1. Moreover, At what current and voltage should I charge this battery?

2. Suppose I am charging the battery at 2 ampere current and lets say, I do not apply any current regulator (meaning, Once I have started charging I do not regulate the current there after) , does current gradually decrease as the battery charges up or do I have to reduce the charging current after 70% charge of state?

3. How important is the float charge in my case? Battery is frequently drained lets say once in a two day period.

4. How can I cut down the components and ultimately the price?
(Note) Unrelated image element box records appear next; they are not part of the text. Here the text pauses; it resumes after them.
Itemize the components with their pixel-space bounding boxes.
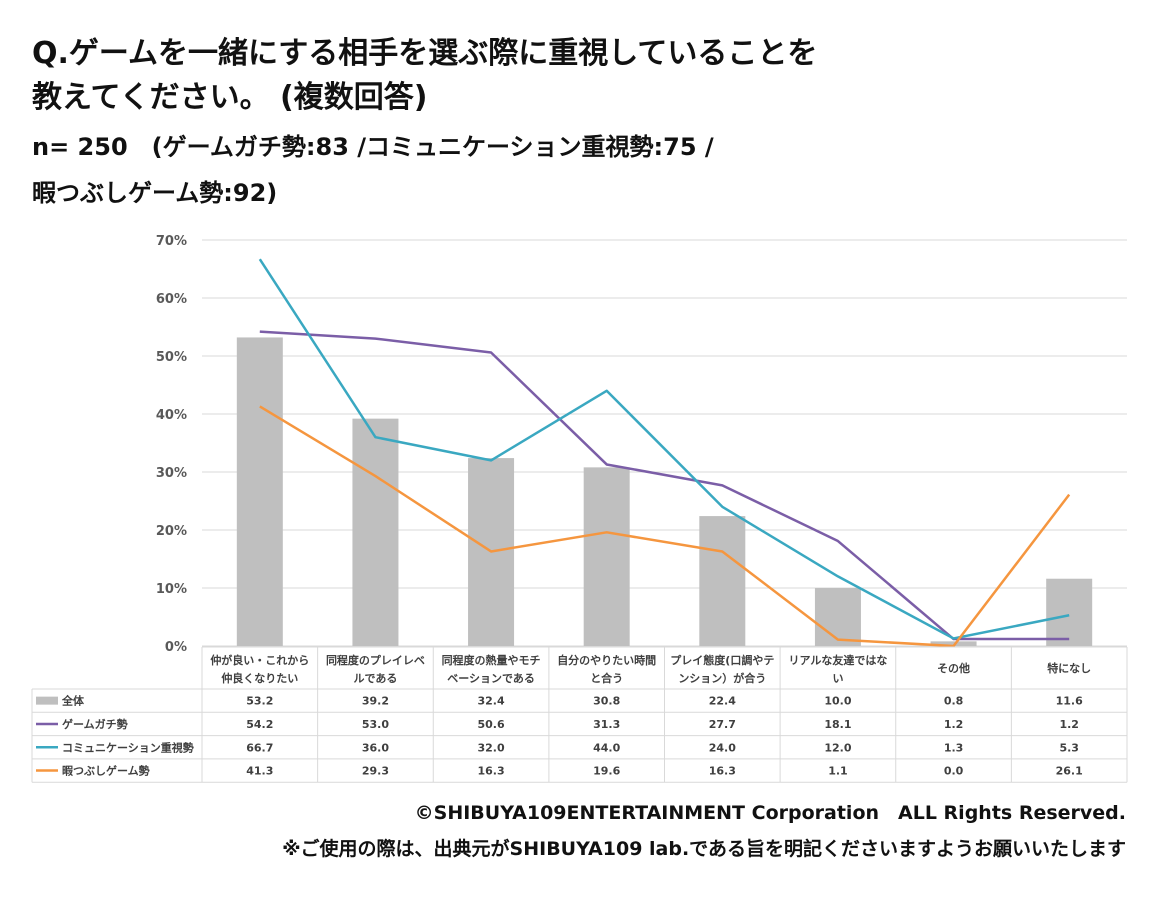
data-label: 36.0 (362, 741, 389, 754)
bar-3 (583, 467, 630, 646)
line-series-1 (259, 330, 1070, 641)
data-label: 1.1 (828, 765, 848, 778)
legend-label: 全体 (61, 694, 85, 708)
data-label: 32.0 (477, 741, 504, 754)
y-tick-label: 40% (156, 408, 187, 423)
chart-title-line1: Q.ゲームを一緒にする相手を選ぶ際に重視していることを (32, 36, 818, 71)
data-label: 30.8 (593, 695, 620, 708)
data-label: 18.1 (824, 718, 851, 731)
y-tick-label: 50% (156, 350, 187, 365)
data-label: 19.6 (593, 765, 620, 778)
x-category-label: 特になし (1047, 661, 1091, 675)
x-category-label: 仲が良い・これから (210, 653, 309, 667)
data-label: 1.2 (944, 718, 964, 731)
data-label: 50.6 (477, 718, 504, 731)
line-series-2 (258, 258, 1070, 640)
x-category-label: と合う (590, 671, 623, 685)
bar-0 (236, 337, 283, 646)
y-tick-label: 60% (156, 292, 187, 307)
bar-7 (1046, 578, 1093, 646)
bar-6 (930, 641, 977, 646)
data-label: 41.3 (246, 765, 273, 778)
y-tick-label: 10% (156, 582, 187, 597)
sample-size-line1: n= 250 (ゲームガチ勢:83 /コミュニケーション重視勢:75 / (32, 133, 714, 161)
data-label: 29.3 (362, 765, 389, 778)
data-label: 31.3 (593, 718, 620, 731)
bar-5 (814, 588, 861, 646)
x-category-label: プレイ態度(口調やテ (670, 653, 774, 667)
x-category-label: い (832, 672, 843, 685)
data-label: 26.1 (1056, 765, 1083, 778)
bar-4 (699, 516, 746, 646)
bar-1 (352, 418, 399, 646)
x-category-label: 同程度の熱量やモチ (442, 653, 541, 667)
legend-label: コミュニケーション重視勢 (62, 740, 194, 754)
data-label: 16.3 (709, 765, 736, 778)
legend-label: 暇つぶしゲーム勢 (62, 764, 150, 778)
legend-key-bar (36, 696, 58, 705)
x-category-label: リアルな友達ではな (788, 653, 887, 667)
copyright: ©SHIBUYA109ENTERTAINMENT Corporation ALL… (414, 802, 1126, 824)
data-label: 12.0 (824, 741, 851, 754)
data-label: 11.6 (1056, 695, 1083, 708)
x-category-label: 同程度のプレイレベ (326, 653, 425, 667)
usage-notice: ※ご使用の際は、出典元がSHIBUYA109 lab.である旨を明記くださいます… (282, 838, 1126, 860)
y-tick-label: 0% (165, 640, 187, 655)
line-series-3 (259, 405, 1071, 648)
x-category-label: その他 (937, 661, 970, 675)
data-label: 5.3 (1059, 741, 1079, 754)
data-label: 22.4 (709, 695, 736, 708)
data-label: 0.8 (944, 695, 964, 708)
data-label: 24.0 (709, 741, 736, 754)
sample-size-line2: 暇つぶしゲーム勢:92) (32, 179, 278, 207)
data-label: 66.7 (246, 741, 273, 754)
data-label: 1.3 (944, 741, 964, 754)
chart-title-line2: 教えてください。 (複数回答) (32, 80, 428, 115)
data-label: 1.2 (1059, 718, 1079, 731)
y-tick-label: 20% (156, 524, 187, 539)
legend-label: ゲームガチ勢 (62, 717, 128, 731)
data-label: 10.0 (824, 695, 851, 708)
data-label: 54.2 (246, 718, 273, 731)
data-label: 53.0 (362, 718, 389, 731)
x-category-label: 自分のやりたい時間 (557, 653, 656, 667)
x-category-label: ルである (353, 672, 397, 685)
y-tick-label: 30% (156, 466, 187, 481)
data-label: 0.0 (944, 765, 964, 778)
x-category-label: ベーションである (447, 672, 535, 685)
data-label: 44.0 (593, 741, 620, 754)
data-label: 32.4 (477, 695, 504, 708)
y-tick-label: 70% (156, 234, 187, 249)
data-label: 27.7 (709, 718, 736, 731)
data-label: 39.2 (362, 695, 389, 708)
data-label: 53.2 (246, 695, 273, 708)
x-category-label: 仲良くなりたい (221, 671, 298, 685)
data-label: 16.3 (477, 765, 504, 778)
x-category-label: ンション）が合う (678, 671, 766, 685)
• Part of the problem is that 13V is not enough to fully charge the battery. It would be normal to switch from fast charging to float charging at 13.8V, and stop charging at 14.4V, but that still doesn't entirely explain the short life. How many amp-hours is your charging cycle? – user_1818839 Aug 3 '15 at 10:46
• Thanks for your response, I am not getting what you mean by amp-hours charging cycle. Battery is 9 AH capacity. – Arjun Aug 3 '15 at 10:48
• The inductive spikes from the relays may have destroyed the transistors. Google "relay protection diodes" – user_1818839 Aug 3 '15 at 11:39
• Charge to AT LEAST 13.7V - maybe more. DO NOT discharge under 11.5V. IF the mains is off often and this drains often then you are in cycle mode and 14.4V should be used and still do not discharge under 11.5V. A LA battery floated at under 13.7V will die quickly. – Russell McMahon Aug 3 '15 at 13:40
• You can save some battery power by arranging the circuit so that the relay is operated when AC power is available, and released when operating from battery. – Peter Bennett Aug 3 '15 at 15:52

Charge to AT LEAST 13.7V - maybe more.

DO NOT discharge under 11.5V.

IF the mains is off often and this drains often then you are in cycle mode and 14.4V should be used and still do not discharge under 11.5V. A LA battery floated at under 13.7V will die quickly.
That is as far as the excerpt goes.